Dieci anni fa mancava Luigi Veronelli, giornalista, scrittore, filosofo, maestro.

Fosti tu Gino, a scrivere che la vite era il canto della terra verso il cielo? Mi pare proprio di sì. Ma secondo te si canta (il canto è l’espressione più bella dell’uomo e della donna tua paritaria), dico si canta, verso un cielo muto? Vabbè, siamo ancora a tavola come quella sera a Torino del novembre 2003, a casa di Marzia e Riccardo Riccardi conte di santa Maria di Mongrando, a sentire il tuo grido di cui mi onorasti, sul senso della vita.

Che litigata, pensarono gli altri pochi nostri commensali, e invece era il tuo grido. Che altro avremmo dovuto dirci? Che il Monfortino che Riccardo ci offriva sapeva di tabacco e di cioccolato? Io quella sera vidi in te l’uomo religioso, che nella mia categoria è innanzitutto quello che si fa delle domande, che è curioso, che grida. E non si accontenta. Al contrario dell’uomo stupido, dell’edonista che consuma per sé, senza chiedersi nulla, se non della propria digestione, del proprio appagamento. L’ultimo giorno di settembre dell’anno dopo (che bel mese!) ci lasciò Riccardo, e per la prima volta ti vidi con la giacca scura e la camicia chiara. Anche nel vestirti, quel giorno, c’era il tuo senso di rispetto, di amicizia, davanti al mistero della morte, che Riccardo ci volle risolvere facendo sì che si suonasse l’inno alla gioia, mentre uscivamo dalla chiesa di Priocca coi lacrimoni.
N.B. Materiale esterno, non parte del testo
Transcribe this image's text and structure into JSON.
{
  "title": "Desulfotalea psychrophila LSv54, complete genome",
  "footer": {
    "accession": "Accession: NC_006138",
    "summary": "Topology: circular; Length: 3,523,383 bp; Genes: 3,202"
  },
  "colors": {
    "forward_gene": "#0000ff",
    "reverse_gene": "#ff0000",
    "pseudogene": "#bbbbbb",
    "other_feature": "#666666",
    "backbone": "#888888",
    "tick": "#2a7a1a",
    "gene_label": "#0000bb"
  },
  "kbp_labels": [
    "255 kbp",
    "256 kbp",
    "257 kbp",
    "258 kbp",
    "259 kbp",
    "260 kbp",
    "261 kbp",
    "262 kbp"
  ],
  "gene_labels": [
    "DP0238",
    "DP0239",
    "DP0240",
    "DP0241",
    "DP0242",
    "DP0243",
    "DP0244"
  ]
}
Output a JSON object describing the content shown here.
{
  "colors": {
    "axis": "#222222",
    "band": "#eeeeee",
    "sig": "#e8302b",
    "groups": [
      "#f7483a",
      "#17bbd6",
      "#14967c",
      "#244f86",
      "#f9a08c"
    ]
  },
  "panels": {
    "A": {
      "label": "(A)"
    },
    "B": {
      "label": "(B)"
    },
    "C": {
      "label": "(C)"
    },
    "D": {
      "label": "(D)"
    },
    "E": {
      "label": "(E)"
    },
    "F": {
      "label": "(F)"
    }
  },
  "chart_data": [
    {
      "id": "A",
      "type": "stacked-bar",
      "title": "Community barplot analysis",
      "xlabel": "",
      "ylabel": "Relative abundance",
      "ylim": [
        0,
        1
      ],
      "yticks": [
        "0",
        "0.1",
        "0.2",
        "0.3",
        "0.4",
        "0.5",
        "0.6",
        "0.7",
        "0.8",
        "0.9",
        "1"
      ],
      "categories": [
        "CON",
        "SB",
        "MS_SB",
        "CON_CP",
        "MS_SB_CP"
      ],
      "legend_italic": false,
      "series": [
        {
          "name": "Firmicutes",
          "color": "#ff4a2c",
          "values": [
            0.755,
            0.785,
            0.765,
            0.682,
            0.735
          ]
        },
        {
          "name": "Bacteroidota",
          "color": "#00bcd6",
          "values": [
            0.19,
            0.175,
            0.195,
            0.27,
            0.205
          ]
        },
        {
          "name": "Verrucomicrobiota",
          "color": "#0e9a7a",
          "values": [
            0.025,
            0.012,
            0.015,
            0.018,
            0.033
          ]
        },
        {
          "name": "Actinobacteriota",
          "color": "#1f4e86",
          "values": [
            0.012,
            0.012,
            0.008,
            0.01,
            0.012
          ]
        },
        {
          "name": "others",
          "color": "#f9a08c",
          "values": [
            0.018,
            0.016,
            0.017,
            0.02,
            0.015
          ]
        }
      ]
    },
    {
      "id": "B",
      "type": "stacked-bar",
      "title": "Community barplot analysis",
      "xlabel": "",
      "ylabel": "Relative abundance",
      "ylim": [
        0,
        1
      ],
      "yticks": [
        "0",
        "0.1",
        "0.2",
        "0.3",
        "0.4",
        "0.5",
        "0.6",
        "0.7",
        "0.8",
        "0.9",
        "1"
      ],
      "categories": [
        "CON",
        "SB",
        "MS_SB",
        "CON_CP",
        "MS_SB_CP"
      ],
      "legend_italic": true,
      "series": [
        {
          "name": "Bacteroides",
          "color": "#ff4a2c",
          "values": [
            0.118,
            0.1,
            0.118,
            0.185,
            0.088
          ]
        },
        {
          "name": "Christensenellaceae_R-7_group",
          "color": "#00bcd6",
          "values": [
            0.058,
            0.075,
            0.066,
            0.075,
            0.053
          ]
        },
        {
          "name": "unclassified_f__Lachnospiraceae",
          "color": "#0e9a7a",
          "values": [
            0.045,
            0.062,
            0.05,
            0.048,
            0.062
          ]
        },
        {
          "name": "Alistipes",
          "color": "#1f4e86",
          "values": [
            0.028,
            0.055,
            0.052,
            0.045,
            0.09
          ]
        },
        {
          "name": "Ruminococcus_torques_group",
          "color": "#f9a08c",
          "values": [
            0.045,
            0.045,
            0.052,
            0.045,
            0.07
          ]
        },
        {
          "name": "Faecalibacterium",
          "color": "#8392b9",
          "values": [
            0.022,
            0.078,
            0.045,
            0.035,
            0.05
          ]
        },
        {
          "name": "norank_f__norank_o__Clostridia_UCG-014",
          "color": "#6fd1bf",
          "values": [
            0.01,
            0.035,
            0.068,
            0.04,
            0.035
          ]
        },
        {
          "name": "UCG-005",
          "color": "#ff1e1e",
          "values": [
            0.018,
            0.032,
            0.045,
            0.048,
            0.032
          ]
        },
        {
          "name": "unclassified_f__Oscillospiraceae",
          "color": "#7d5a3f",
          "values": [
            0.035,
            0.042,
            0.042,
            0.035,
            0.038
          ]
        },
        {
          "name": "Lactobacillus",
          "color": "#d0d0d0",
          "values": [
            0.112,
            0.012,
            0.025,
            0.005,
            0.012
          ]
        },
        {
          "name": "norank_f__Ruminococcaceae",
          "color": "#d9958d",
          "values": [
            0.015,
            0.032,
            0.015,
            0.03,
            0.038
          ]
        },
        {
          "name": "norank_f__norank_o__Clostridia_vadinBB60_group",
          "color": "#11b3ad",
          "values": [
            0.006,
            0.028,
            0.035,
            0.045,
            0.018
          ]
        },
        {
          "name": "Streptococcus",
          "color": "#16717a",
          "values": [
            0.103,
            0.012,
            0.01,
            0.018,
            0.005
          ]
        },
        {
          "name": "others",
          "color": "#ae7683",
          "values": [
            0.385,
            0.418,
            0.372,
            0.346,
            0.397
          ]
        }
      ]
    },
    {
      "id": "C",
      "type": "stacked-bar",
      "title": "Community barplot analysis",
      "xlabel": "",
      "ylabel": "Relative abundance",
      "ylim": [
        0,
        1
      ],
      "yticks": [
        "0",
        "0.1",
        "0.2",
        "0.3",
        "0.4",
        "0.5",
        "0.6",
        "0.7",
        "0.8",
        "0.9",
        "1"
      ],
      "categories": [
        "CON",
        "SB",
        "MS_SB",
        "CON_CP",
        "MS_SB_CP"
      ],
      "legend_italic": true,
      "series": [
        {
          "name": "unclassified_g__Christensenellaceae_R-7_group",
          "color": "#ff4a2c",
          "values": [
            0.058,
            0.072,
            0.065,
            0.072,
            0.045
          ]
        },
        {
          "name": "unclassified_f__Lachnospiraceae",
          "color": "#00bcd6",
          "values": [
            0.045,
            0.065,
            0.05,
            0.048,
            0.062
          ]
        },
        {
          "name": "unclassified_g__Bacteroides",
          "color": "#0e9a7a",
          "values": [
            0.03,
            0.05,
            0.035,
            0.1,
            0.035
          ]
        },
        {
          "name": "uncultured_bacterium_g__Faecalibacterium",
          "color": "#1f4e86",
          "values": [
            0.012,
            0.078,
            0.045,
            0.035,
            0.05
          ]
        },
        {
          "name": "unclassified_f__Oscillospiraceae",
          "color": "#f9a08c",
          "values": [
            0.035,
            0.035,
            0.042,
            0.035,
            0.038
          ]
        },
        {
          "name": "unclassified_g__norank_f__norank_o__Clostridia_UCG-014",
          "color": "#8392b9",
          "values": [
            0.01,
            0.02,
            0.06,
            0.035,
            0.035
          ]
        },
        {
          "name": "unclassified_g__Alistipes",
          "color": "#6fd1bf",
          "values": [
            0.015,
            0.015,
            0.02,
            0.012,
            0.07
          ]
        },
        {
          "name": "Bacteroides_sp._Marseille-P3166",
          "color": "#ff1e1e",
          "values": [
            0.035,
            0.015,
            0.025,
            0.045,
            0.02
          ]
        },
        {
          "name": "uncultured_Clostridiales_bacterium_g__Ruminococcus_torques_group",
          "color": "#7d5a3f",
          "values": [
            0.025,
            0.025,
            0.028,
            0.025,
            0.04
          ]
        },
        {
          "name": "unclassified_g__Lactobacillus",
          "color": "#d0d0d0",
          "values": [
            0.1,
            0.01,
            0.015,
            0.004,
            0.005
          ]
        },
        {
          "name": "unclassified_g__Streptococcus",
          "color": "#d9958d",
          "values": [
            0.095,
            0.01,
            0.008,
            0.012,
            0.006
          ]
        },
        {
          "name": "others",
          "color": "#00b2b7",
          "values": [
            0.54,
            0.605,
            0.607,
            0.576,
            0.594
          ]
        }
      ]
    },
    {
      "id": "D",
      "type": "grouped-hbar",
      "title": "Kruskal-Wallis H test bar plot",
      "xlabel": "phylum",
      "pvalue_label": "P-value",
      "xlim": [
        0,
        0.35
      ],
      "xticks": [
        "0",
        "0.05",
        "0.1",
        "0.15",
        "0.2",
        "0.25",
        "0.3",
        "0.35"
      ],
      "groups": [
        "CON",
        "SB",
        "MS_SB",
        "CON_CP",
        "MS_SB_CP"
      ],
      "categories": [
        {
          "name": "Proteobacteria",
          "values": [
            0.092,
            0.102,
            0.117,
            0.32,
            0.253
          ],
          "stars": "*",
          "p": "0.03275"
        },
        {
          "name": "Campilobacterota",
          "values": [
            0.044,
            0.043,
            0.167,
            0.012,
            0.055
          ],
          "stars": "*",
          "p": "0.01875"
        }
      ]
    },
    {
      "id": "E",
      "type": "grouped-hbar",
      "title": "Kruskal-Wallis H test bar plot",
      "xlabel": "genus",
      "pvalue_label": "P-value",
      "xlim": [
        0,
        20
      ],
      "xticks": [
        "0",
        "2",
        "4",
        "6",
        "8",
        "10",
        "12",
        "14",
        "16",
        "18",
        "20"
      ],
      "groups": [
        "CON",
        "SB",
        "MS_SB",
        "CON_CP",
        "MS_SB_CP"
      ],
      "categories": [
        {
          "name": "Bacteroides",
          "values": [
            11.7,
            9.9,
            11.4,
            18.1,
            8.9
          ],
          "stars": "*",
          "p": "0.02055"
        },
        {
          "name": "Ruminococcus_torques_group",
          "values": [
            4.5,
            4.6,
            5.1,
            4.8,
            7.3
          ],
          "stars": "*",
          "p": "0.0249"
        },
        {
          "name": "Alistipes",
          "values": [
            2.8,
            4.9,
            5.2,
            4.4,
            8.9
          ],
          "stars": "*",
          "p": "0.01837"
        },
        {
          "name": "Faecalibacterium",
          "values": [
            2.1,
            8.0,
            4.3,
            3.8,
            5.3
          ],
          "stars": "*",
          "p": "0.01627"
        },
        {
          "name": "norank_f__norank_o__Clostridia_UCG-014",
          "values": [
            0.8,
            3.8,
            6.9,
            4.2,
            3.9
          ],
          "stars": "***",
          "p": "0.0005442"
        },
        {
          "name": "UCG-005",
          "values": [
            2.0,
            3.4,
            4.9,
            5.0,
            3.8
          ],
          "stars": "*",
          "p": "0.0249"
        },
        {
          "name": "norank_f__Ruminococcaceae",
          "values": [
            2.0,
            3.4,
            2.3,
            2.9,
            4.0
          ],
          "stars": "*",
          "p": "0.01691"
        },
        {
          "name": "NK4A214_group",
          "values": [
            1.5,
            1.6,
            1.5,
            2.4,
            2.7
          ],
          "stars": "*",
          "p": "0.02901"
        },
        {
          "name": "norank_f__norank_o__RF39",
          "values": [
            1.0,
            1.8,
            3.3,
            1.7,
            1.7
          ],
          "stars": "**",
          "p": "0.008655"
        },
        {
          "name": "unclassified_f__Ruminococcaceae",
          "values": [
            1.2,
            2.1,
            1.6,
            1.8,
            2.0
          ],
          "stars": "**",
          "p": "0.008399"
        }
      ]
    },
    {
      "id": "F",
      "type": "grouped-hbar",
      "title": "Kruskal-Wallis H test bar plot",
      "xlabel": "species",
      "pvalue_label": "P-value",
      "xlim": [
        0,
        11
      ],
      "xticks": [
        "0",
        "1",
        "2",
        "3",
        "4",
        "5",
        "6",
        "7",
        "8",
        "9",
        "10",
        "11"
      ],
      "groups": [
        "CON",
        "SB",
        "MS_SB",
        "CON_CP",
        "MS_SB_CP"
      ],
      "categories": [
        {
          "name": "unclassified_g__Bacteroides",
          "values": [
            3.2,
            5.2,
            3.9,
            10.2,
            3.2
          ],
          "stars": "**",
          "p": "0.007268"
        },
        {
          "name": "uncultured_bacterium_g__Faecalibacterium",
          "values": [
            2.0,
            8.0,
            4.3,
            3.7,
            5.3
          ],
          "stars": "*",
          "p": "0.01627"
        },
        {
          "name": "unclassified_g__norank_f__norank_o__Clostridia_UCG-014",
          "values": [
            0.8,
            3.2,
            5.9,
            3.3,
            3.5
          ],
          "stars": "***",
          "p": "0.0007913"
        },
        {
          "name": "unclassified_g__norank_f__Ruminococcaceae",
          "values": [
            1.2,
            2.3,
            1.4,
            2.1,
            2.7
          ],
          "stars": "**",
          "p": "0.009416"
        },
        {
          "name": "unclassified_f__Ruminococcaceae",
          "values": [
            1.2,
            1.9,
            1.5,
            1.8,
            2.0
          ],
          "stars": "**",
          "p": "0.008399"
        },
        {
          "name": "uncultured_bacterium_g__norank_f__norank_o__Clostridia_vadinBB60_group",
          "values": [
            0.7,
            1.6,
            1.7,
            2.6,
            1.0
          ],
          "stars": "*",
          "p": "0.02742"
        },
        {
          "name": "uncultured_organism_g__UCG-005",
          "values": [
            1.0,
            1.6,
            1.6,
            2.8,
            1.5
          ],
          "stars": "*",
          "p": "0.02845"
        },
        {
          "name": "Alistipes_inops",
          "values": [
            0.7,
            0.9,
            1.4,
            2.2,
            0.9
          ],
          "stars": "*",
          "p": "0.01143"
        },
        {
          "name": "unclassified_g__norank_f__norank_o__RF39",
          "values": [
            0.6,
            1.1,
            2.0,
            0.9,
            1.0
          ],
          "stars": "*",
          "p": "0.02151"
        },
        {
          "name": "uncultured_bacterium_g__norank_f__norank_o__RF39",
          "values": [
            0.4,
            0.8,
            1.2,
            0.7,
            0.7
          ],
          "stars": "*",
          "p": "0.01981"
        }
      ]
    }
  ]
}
Due mesi dopo, il 29 novembre, verso le 17,40 al teatro Regio di Torino mentre celebravo la mia Golosaria, Romano Dogliotti mi chiamò al cellulare urlando. “E’ morto Gino!”. Fermai tutto. Almeno per ricordarti con chi c’era lì. Un minuto di silenzio per accompagnare la tua eternità. E sono passati 10 anni. Dieci anni dove ciò che hai detto e hai scritto talvolta ritorna attuale, anche se ora mi accorgo che quando scrivo e parlo di Veronelli, devo spiegare chi sei stato per noi, perché i nuovi, i giovani, non lo sanno. O non glielo hanno raccontato. Tu sei stato il Maestro. Te lo dissi alla fine del nostro epocale litigio, davanti a una platea di 500 persone a Rocchetta Tanaro, prima di presentare il libro su Giacomo Bologna quando poi tu mi chiedesti se scrivevo un libro per te, sul nostro amico comune: sempre lui, Riccardo Riccardi, conte di santa Maria di Mongrando.

Nella foto che ci ritrae insieme siamo a Verona, a presentarlo. E ti dissi che i maestri hanno una sorte bizzarra: non sono loro che si scelgono gli allievi. Io, che non ho mai collaborato direttamente con te, tranne quel libro, ti ho riconosciuto maestro per quel tratto umano che cercavi in ogni cosa, in ogni rapporto. E anche l’umanità aveva qualcosa di religioso, perché rispondeva a quella sete di felicità, di giustizia, di bellezza con cui stare al mondo, che è al fondo, appunto, del “senso religioso”. Quanti rapporti hai imbastito Gino. Quanti schiaffi mi sento tirare addosso pensando a Pino Ratto, a Pippo Parodi, a quella gente a cui tu hai regalato del tempo. E invece io no: che allievo del cavolo!

Mi fa ancora male quel pugno che mi tirasti nella schiena, il 2 ottobre 2004, quando a Barge, l’assessore Perazzi ci diede la castagna e la mela d’oro, perché credevamo nelle De.Co., le denominazioni comunali. Alla mia castagna, la tua castagna nella schiena: per dirmi vai avanti! Un mese prima eravamo ad Asti, un mese dopo ci aspettavano ad Alba, sempre per parlare di De.Co. Ma tu quella volta non arrivasti. “Gino sta male" – mi disse Sergio Miravalle – ed io, appena finito il convegno, anziché andare a pranzo mi diressi a Priocca, al cimitero, a trovare il conte Riccardi pensando a te, alla nostra bella amicizia, come diceva Anna Bologna, che quando litigavamo ci soffriva. Ti voglio bene Gino!